My character made me write it
A lot of writers talk about the points at which the character takes over. When they want to go one way but the character won’t fit with that direction. When the character takes the story in a direction they didn’t expect. When they feel like the character has gained a life of its own and taken over. For many, the character then becomes the one directing the story.
Don’t get me wrong, I understand and sympathise with this outlook. Characters are absolutely central to story, and sometimes that comes into conflict with the plot you had intended. Sometimes you realise that the way the character’s heading and the way you wanted to take the story don’t match, so you change course. That direction didn’t seem to come from your ideas, so it must have been the character taking over, right?
Wrong.
So very wrong.
Mystifying vs empowering
Lets face the uncomfortable truth. There are ideas in our heads that we aren’t aware of. There are emotions and instincts that take over and try to warn you when you’re heading in the wrong direction. That’s called the subconscious.
Sure, it’s uncomfortable to think that we’re not in control of what’s going on in our brains. So we mystify it, we externalise it, in the case of writing we talk about the characters having lives of their own.
But they don’t. Everything about them comes from you, from your ideas, your passions, your emotions. The person telling you that your plot and your character aren’t consistent isn’t the character, it’s you.
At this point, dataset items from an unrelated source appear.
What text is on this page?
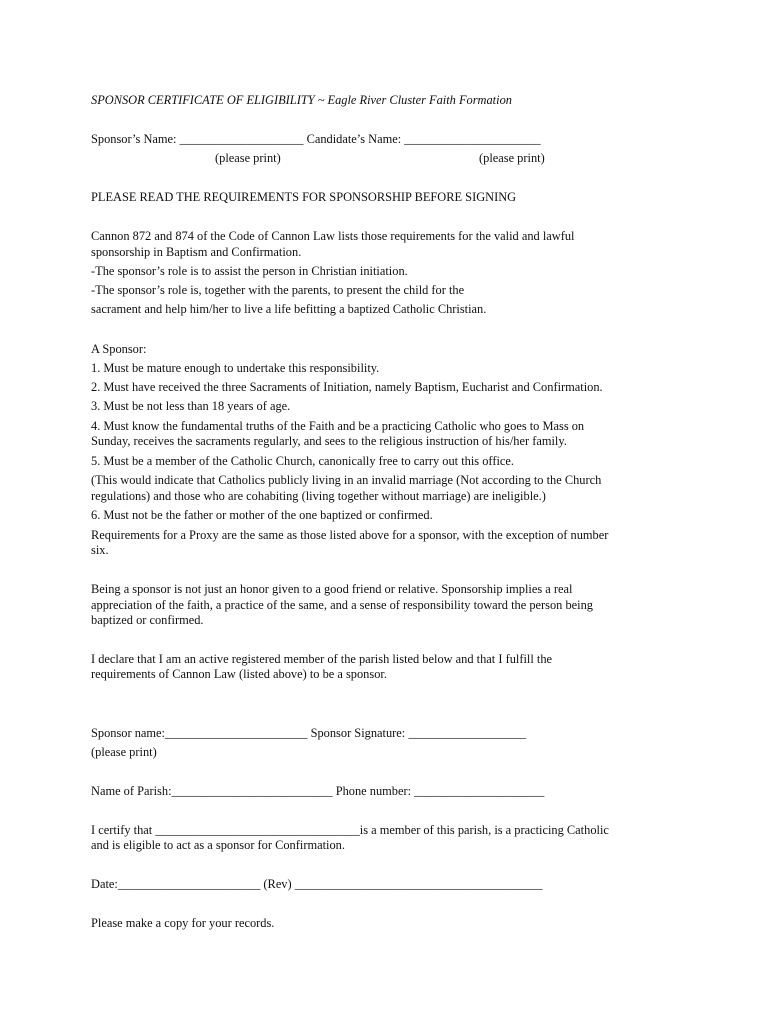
SPONSOR CERTIFICATE OF ELIGIBILITY ~ Eagle River Cluster Faith Formation
Sponsor’s Name: ____________________ Candidate’s Name: ______________________
(please print)	(please print)
PLEASE READ THE REQUIREMENTS FOR SPONSORSHIP BEFORE SIGNING
Cannon 872 and 874 of the Code of Cannon Law lists those requirements for the valid and lawful
sponsorship in Baptism and Confirmation.
-The sponsor’s role is to assist the person in Christian initiation.
-The sponsor’s role is, together with the parents, to present the child for the
sacrament and help him/her to live a life befitting a baptized Catholic Christian.
A Sponsor:
1. Must be mature enough to undertake this responsibility.
2. Must have received the three Sacraments of Initiation, namely Baptism, Eucharist and Confirmation.
3. Must be not less than 18 years of age.
4. Must know the fundamental truths of the Faith and be a practicing Catholic who goes to Mass on
Sunday, receives the sacraments regularly, and sees to the religious instruction of his/her family.
5. Must be a member of the Catholic Church, canonically free to carry out this office.
(This would indicate that Catholics publicly living in an invalid marriage (Not according to the Church
regulations) and those who are cohabiting (living together without marriage) are ineligible.)
6. Must not be the father or mother of the one baptized or confirmed.
Requirements for a Proxy are the same as those listed above for a sponsor, with the exception of number
six.
Being a sponsor is not just an honor given to a good friend or relative. Sponsorship implies a real
appreciation of the faith, a practice of the same, and a sense of responsibility toward the person being
baptized or confirmed.
I declare that I am an active registered member of the parish listed below and that I fulfill the
requirements of Cannon Law (listed above) to be a sponsor.
Sponsor name:_______________________ Sponsor Signature: ___________________
(please print)
Name of Parish:__________________________ Phone number: _____________________
I certify that _________________________________is a member of this parish, is a practicing Catholic
and is eligible to act as a sponsor for Confirmation.
Date:_______________________ (Rev) ________________________________________
Please make a copy for your records.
That uncomfortable niggle when something doesn’t fit doesn’t come from your character or your muse, it comes from you, from the skills and awareness you don’t even recognise that you have. Your brain is capable of far more than you realise. Accept it. Revel in it!

Sure, the metaphor of the character taking over is a useful one, but it still muddies the waters, stops us carrying this through to its logical conclusion. It makes the character seem like something whole and complete, beyond you to change.
Again, wrong.
Facing the conflict
If your subconscious is telling you that the character and the plot don’t match then you don’t just have two options – write your plot or listen to your character. Once you acknowledge that the character, that little nagging voice, is just as much you as any other thought, then you have three options – the bad option, the standard option and the other option.
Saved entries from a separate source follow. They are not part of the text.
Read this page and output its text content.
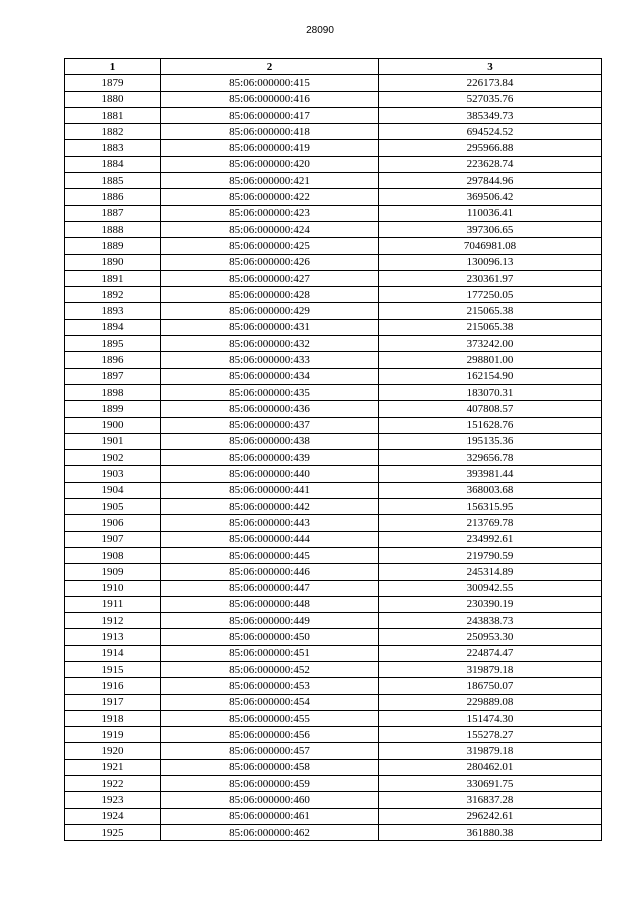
28090
1	2	3
1879	85:06:000000:415	226173.84
1880	85:06:000000:416	527035.76
1881	85:06:000000:417	385349.73
1882	85:06:000000:418	694524.52
1883	85:06:000000:419	295966.88
1884	85:06:000000:420	223628.74
1885	85:06:000000:421	297844.96
1886	85:06:000000:422	369506.42
1887	85:06:000000:423	110036.41
1888	85:06:000000:424	397306.65
1889	85:06:000000:425	7046981.08
1890	85:06:000000:426	130096.13
1891	85:06:000000:427	230361.97
1892	85:06:000000:428	177250.05
1893	85:06:000000:429	215065.38
1894	85:06:000000:431	215065.38
1895	85:06:000000:432	373242.00
1896	85:06:000000:433	298801.00
1897	85:06:000000:434	162154.90
1898	85:06:000000:435	183070.31
1899	85:06:000000:436	407808.57
1900	85:06:000000:437	151628.76
1901	85:06:000000:438	195135.36
1902	85:06:000000:439	329656.78
1903	85:06:000000:440	393981.44
1904	85:06:000000:441	368003.68
1905	85:06:000000:442	156315.95
1906	85:06:000000:443	213769.78
1907	85:06:000000:444	234992.61
1908	85:06:000000:445	219790.59
1909	85:06:000000:446	245314.89
1910	85:06:000000:447	300942.55
1911	85:06:000000:448	230390.19
1912	85:06:000000:449	243838.73
1913	85:06:000000:450	250953.30
1914	85:06:000000:451	224874.47
1915	85:06:000000:452	319879.18
1916	85:06:000000:453	186750.07
1917	85:06:000000:454	229889.08
1918	85:06:000000:455	151474.30
1919	85:06:000000:456	155278.27
1920	85:06:000000:457	319879.18
1921	85:06:000000:458	280462.01
1922	85:06:000000:459	330691.75
1923	85:06:000000:460	316837.28
1924	85:06:000000:461	296242.61
1925	85:06:000000:462	361880.38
Bad option: Ignore it, let the character behave inconsistently for the sake of plot. Terrible idea, it’ll annoy readers and make a worse story. This is why people usually take the second option.
Standard option: Change the plot to fit the character. Keep things consistent through different events. This is usually the right option. It keeps the character, the driving force behind your story, consistent.
Other option: Change the character to make the story work. This is lots of hard work, as it means going through the rest of the story and altering the way the character thinks, talks and behaves, but if you really want that plot twist then it is an option. It might even lead to a better character.
Facing the cold, hard truth
Openly acknowledging that the character is part of you, and just as open to change as anything else in your story, is an uncomfortable but an empowering thing. There’s a useful part in the ‘my character says…’ approach, and that’s acknowledging the voice of your subconscious. But lets go further. Lets recognise that voice for what it is, own the insight it brings us, make it our own. It’s more honest, it gives us more options, and it can lead to better storytelling.
Taking responsibility for what your character ‘says’ also means empowering yourself as a writer. How can that possibly be a bad thing?